Do you have those moments writing?

Yeah, and directing is even better, because directing is more like performing -- it happens within a time frame. Between the time you say ”Action“ and ”Cut“ it’s a piece of time, it‘s like a song, and either you’ve gotten it and it‘s really grooved along or it hasn’t, or it had some unexpected peaks or somebody did a really cool solo that you didn‘t expect -- that’s the best, that‘s the greatest.

It’s also social, where writing is solitary.

Exactly. And obviously actors are throwing things back and forth to each other, and watching that take place. It‘s great. And the other thing I began to see in those garage bands was that you would have to say some unpleasant things to people to get what you wanted, which I wasn’t prepared for. You know how when you‘re a kid you don’t like to insult people or ask for things, and in those garage bands at the age of 18, 19 or 20, I realized I‘d have to say something to my best friend like ”I think I can sing better than you and I think I should sing lead on this.“ I began to see that somebody in a creative endeavor has to take a hand. And I guess that’s what we call show business -- exercising power, or trying to achieve what you think it should be, what your vision is.

There‘s also that element of giving up power, in the sense of going with the flow.

Well, that’s the flip side of directing, this is why directing is so good for me. I‘d hear these stories about these guys who screamed and scared all the actors to death, and I thought, ”Well, I’ll never be able to do that.“ Then when I started directing, I began to realize that the thing for me was to let things happen, to go from being a writer, where you control every comma, every period, and obsess about every one of those, to something where it‘s going to happen in real time: You’re gonna say ”Action“ and stuff‘s gonna happen, and you’re gonna ride it.

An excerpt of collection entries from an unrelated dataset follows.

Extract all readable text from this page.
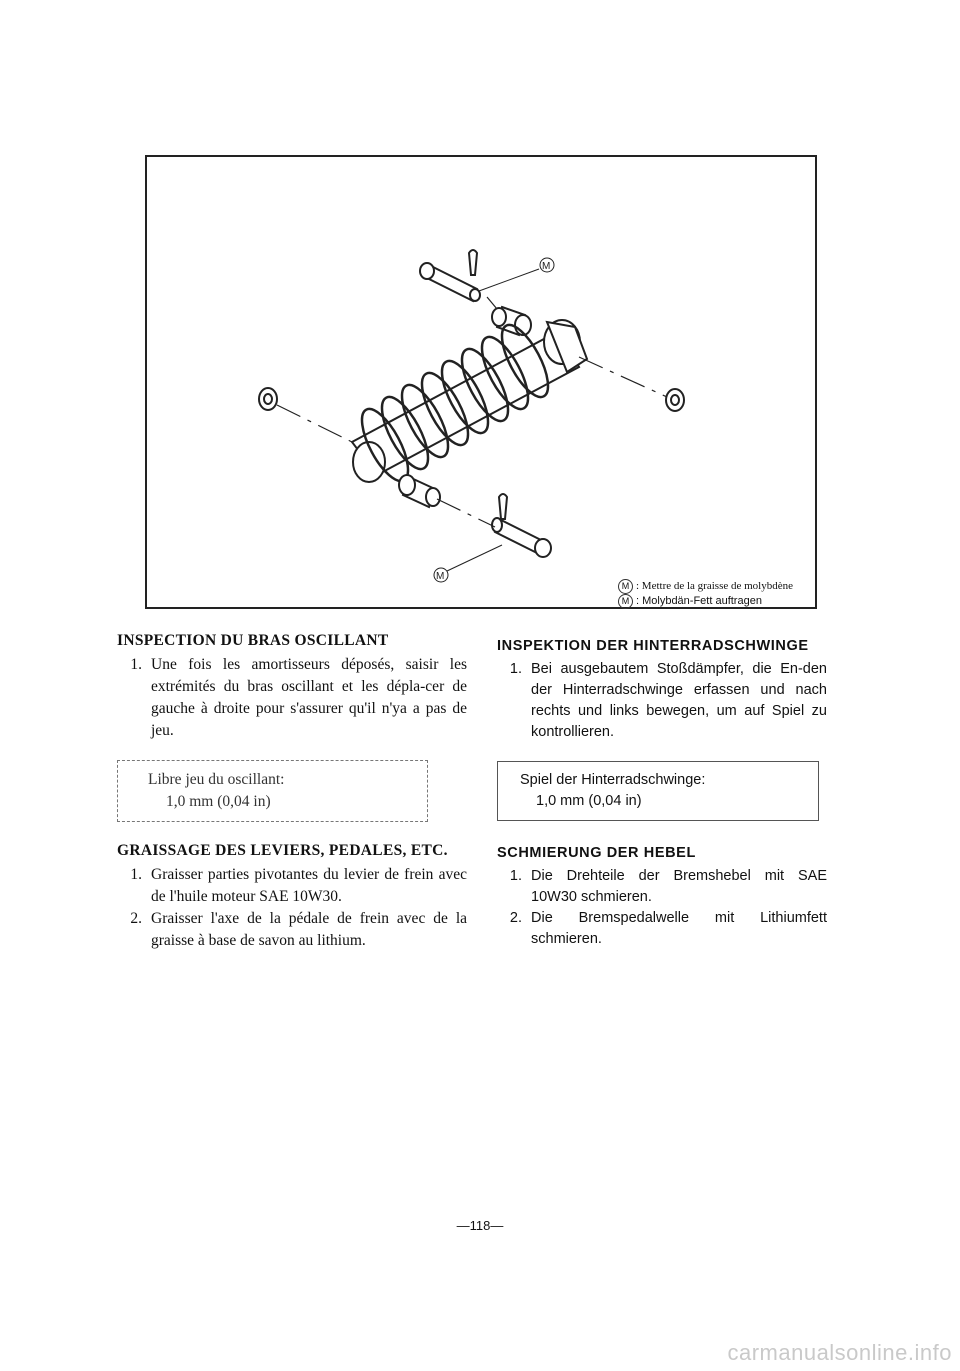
M
M
M : Mettre de la graisse de molybdène
M : Molybdän-Fett auftragen
INSPECTION DU BRAS OSCILLANT
1. Une fois les amortisseurs déposés, saisir les extrémités du bras oscillant et les dépla-cer de gauche à droite pour s'assurer qu'il n'ya a pas de jeu.
Libre jeu du oscillant:
1,0 mm (0,04 in)
GRAISSAGE DES LEVIERS, PEDALES, ETC.
1. Graisser parties pivotantes du levier de frein avec de l'huile moteur SAE 10W30.
2. Graisser l'axe de la pédale de frein avec de la graisse à base de savon au lithium.
INSPEKTION DER HINTERRADSCHWINGE
1. Bei ausgebautem Stoßdämpfer, die En-den der Hinterradschwinge erfassen und nach rechts und links bewegen, um auf Spiel zu kontrollieren.
Spiel der Hinterradschwinge:
1,0 mm (0,04 in)
SCHMIERUNG DER HEBEL
1. Die Drehteile der Bremshebel mit SAE 10W30 schmieren.
2. Die Bremspedalwelle mit Lithiumfett schmieren.
—118—
carmanualsonline.info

The most talented of my friends said to me when I was about 21 or 22 -- we were parked in my car in the Village, and I was going to get married and I was thinking of going to film school out in California -- and he said, ”I don‘t think you’re ever going to be anything much more than the drummer in my band. I‘m just telling you that for whatever it’s worth.“ [Laughs.] And that was a big spur. It was very motivating. More motivating than anything my parents ever said to me.